PERSONNEL FILE — AUTHOR
About this publication
The DC Engineer exists because data centre careers are gatekept by jargon, not by difficulty — and because most of what's written about the industry is produced by people who have never stood in front of a switchboard at 3am.
It's written by Laszlo Farkas. The short version of a long career:
- Started in 1995 as a generator mechanic on military-contractor sites in Hungary and Kuwait — power plants, airfield lighting, equipment that wasn't allowed to fail.
- Five years as a QA/QC senior technical inspector in Kuwait — where he learned that paperwork done properly is what keeps people alive.
- Critical power across London and the South East — generators for banks, hospitals, and data centres, load banking, emergency call-outs.
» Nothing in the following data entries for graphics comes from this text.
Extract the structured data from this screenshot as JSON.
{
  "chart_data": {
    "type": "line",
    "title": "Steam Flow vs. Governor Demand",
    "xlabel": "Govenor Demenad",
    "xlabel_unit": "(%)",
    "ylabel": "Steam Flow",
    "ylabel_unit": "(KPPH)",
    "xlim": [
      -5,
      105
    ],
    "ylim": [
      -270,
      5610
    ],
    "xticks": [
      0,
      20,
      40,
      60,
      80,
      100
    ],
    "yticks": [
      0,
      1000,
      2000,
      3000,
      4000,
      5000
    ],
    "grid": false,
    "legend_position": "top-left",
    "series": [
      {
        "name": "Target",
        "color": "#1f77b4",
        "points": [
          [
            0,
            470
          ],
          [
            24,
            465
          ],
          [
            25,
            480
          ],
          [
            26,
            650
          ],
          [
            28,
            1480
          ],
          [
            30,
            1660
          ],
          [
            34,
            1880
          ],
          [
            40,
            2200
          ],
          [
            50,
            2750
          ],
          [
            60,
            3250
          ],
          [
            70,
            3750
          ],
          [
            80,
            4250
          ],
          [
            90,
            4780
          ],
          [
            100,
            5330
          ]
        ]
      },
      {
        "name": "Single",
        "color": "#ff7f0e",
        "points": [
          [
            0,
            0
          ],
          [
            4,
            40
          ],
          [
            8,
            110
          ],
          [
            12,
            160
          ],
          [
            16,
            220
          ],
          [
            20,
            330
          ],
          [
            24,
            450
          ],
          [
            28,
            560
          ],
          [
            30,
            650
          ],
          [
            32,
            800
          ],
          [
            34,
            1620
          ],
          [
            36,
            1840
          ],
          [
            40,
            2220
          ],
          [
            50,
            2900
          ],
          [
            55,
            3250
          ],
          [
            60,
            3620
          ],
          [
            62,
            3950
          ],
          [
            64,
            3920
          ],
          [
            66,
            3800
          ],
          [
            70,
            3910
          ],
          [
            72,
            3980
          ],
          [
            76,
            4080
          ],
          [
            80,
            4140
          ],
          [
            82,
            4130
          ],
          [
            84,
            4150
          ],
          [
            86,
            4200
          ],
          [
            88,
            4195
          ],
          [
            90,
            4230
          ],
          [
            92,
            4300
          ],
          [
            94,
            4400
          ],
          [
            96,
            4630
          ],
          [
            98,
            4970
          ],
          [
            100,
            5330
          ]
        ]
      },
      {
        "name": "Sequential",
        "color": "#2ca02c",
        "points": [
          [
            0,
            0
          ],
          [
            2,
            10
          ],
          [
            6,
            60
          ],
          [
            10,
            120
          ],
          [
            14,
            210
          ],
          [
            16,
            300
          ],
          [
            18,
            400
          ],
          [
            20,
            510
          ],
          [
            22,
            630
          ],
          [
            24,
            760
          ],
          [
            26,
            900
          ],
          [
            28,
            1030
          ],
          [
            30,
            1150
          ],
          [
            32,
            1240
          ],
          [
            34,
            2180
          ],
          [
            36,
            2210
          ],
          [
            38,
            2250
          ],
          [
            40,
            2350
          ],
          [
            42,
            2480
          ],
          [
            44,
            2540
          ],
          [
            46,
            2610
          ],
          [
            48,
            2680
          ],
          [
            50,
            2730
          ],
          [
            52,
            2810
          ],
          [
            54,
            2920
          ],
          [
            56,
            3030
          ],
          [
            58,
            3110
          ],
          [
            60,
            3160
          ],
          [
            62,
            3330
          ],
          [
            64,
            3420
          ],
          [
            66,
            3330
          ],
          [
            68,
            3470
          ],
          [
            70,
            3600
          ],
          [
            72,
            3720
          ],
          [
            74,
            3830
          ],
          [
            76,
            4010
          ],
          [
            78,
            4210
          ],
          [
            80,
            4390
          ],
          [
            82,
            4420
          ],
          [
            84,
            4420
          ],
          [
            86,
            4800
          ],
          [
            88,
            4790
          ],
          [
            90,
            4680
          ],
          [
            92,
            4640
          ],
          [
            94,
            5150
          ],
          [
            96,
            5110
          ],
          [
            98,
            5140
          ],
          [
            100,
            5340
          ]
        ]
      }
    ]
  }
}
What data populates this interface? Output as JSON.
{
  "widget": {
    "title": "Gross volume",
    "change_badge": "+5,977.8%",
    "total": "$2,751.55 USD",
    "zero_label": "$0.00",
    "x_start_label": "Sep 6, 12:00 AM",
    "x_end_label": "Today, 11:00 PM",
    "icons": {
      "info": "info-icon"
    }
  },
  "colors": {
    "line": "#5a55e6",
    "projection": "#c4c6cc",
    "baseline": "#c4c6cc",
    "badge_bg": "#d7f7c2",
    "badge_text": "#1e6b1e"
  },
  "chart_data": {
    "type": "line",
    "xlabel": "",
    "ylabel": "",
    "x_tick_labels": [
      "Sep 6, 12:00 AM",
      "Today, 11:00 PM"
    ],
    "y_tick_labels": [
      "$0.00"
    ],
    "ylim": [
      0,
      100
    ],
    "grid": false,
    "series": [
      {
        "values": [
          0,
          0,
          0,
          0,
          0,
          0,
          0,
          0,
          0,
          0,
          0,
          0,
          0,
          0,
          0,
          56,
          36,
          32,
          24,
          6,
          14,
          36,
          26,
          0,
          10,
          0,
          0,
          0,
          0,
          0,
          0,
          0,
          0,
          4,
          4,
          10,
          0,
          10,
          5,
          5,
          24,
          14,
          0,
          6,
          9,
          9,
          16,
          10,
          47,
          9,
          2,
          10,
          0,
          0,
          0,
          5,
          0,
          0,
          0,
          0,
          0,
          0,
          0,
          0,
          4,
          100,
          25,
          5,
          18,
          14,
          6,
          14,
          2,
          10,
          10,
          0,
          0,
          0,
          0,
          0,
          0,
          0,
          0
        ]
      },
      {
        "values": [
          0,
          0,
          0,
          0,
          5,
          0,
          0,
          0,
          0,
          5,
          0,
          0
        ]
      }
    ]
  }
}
- Critical facilities engineer, then shift lead in colocation — where he drove a site through ISO 27001, 14001 and 9001 certification in a six-month programme.
- Since 2021, hyperscale data centre operations — including supporting a new build from construction through to live service.
He is the author of The Data Center Engineer's Complete Reference, a 33-chapter technical and career reference for the industry. He learned English at 21 in six months, taught himself every system he's ever been paid to run, and thinks you can too.
Independence
Views here are the author's own. This publication writes about the industry — standards, systems, careers — and never about any specific employer, site, or customer. No recruiter commissions. No vendor sponsorships. Where a link earns a commission, it's marked.